The ruling center-left coalition faces a challenge to stay in power, with the refugee crisis one of the main issues facing voters on November 8.
Polls before the election indicate the government and the conservative opposition are neck-and-neck.
Both coalitions promise different approaches on how to handle the arrival of more refugees and migrants.
Croatia has become a transit hub for migrants, many from Syria, Afghanistan and Iraq, who want to travel north.
Croatian Interior Minister Ranko Ostojic said this week that 320,000 migrants had passed through the country so far this year.
The cost of managing the arrivals was close to 2 million kuna ($284,000) a day, he said.
Numbers increased when Hungary shut its border with Serbia, forcing more people to seek an alternative route north through Croatia.

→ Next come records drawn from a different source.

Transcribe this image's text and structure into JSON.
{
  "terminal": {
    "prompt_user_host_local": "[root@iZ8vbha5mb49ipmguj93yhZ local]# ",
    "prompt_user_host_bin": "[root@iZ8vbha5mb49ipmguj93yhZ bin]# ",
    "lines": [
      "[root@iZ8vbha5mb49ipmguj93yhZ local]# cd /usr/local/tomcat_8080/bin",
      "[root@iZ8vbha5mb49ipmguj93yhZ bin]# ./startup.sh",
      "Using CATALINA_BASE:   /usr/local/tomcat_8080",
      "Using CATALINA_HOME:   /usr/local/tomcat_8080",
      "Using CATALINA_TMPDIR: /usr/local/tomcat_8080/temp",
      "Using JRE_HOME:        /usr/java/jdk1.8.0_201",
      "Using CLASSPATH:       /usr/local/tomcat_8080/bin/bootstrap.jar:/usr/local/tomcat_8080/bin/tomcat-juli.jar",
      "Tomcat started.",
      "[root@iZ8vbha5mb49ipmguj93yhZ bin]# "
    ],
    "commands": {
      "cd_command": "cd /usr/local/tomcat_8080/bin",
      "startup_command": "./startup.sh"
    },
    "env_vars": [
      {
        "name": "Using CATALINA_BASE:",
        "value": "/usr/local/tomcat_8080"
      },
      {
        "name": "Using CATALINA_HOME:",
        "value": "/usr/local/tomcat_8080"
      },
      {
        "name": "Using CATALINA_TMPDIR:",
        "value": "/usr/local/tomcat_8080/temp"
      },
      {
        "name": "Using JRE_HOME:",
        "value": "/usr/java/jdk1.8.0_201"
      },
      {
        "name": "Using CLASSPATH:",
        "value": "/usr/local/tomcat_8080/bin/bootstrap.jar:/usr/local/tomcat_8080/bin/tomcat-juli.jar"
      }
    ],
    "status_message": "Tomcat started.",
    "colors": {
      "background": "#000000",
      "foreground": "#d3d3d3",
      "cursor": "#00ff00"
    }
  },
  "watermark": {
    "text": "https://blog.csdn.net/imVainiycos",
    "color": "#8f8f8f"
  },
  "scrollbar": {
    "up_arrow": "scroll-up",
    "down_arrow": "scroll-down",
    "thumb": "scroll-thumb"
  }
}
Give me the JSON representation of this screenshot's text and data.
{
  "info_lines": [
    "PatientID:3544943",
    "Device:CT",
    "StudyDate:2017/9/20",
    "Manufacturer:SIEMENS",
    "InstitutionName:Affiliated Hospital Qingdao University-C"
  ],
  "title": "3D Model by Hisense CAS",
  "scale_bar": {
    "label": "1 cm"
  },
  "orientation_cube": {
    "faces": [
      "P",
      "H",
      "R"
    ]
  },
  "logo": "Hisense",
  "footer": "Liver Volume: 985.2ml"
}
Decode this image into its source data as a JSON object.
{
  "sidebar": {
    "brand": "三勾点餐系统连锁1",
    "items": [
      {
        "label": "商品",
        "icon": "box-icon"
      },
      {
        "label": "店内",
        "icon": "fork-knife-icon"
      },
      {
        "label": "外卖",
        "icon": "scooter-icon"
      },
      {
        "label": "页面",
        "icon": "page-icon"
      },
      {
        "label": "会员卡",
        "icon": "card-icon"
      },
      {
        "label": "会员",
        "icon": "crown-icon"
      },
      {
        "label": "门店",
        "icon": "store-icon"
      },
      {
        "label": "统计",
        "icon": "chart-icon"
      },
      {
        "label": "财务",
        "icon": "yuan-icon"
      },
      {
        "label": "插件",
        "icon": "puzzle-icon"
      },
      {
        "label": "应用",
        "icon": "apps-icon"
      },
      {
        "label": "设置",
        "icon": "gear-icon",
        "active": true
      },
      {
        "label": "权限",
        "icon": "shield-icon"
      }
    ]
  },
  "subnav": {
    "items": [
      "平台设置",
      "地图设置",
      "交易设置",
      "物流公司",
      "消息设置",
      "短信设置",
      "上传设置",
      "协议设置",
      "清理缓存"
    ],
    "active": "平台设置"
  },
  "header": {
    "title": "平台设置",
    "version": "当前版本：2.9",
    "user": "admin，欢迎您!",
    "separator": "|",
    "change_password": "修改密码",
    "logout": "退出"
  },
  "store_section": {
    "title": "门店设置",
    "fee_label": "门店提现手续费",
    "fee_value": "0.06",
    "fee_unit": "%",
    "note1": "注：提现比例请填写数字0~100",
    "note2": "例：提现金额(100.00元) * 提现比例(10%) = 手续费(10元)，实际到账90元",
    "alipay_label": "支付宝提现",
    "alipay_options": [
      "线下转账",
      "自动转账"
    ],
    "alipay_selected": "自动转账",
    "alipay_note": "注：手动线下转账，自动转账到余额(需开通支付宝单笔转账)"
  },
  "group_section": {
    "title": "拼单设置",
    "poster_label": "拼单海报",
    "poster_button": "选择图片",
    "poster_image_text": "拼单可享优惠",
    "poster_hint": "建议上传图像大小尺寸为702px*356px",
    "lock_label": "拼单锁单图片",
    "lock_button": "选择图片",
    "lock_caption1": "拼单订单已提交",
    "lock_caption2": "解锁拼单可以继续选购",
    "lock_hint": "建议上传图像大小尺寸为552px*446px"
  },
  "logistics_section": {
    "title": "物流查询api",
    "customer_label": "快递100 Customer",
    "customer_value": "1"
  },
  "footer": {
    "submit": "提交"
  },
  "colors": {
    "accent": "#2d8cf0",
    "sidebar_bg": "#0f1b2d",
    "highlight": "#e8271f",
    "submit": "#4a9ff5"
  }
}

PM Zoran Milanovic and his Social Democrats (SDP) have won approval for their compassionate handling of the refugee crisis.
The leader of the opposition HDZ party, Tomislav Karamarko, has suggested using troops and fences to reduce the number of arrivals.
As well as the migrant crisis, Croatia’s next government will be faced with a weak economy: unemployment is at 15.4% – the third-highest in the EU, after Greece and Spain; youth unemployment is at 43.1% – also the third-highest in the EU.
Croatia has suffered six years of recession, but has seen little growth this year.
Neither of the two main parties is expected to gain a majority in the 151-seat parliament, meaning a coalition is likely to be necessary.
The election is Croatia’s first since it joined the EU in 2013.